A former bishop who sacked a principal and two education officers over a pedophile teacher and admitted church responsibility will give evidence on Monday.

The bishop who sacked three men after a pedophilia scandal at a Catholic primary school in Queensland is set to give evidence at an inquiry on Monday.

Former Toowoomba Bishop William Morris is due to give his version of the events leading up to the jailing of pedophile teacher Gerard Byrnes in 2010.

Byrnes raped, molested and savagely bullied 13 schoolgirls in his Queensland classroom between 2007 and 2008.

A principal and two senior Catholic education officers were first told of sex abuse allegations against Byrnes more than a year before his arrest.

But all three men remained silent, police were never told and Byrnes sexually abused more girls.

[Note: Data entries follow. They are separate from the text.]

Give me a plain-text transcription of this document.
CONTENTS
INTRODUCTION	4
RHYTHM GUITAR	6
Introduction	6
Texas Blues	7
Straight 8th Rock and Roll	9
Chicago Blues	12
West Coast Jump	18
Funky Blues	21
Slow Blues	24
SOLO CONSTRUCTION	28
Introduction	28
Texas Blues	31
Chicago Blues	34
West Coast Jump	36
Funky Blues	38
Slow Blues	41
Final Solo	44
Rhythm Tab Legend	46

The Royal Commission into Institutional Responses to Child Sexual Abuse has been looking into that dark chapter over the past week.

Principal Terry Hayes, who still works as a Catholic teacher, and another principal from the diocese claimed there was a culture of protecting the church and they were regularly told “not to compromise the bishop”.

Catholic education officials Chris Fry and Ian Hunter claimed they weren’t properly trained and under pressure, so they neglected the reports.

But lawyers for the Catholic Church have accused the trio of colluding on their evidence to shift the blame and diminish their own responsibility.

After Byrnes was arrested, Bishop Morris sacked Mr Hayes, Mr Fry and Mr Hunter.

He then apologised to the victims and their families, opening up the way for financial settlements.

“I am committed to ensuring that our apology is supported by action,” Bishop Morris said in 2010.

“The diocese sought to make the compensation process as uncomplicated as possible for the victims’ families.”

He was sacked by Pope Benedict XVI less than six months later.

The reason was believed to have been a 2006 letter Bishop Morris wrote to parish in which he discussed whether a fall in the numbers of Catholic priests could be offset by the ordination of women and ministers from other churches.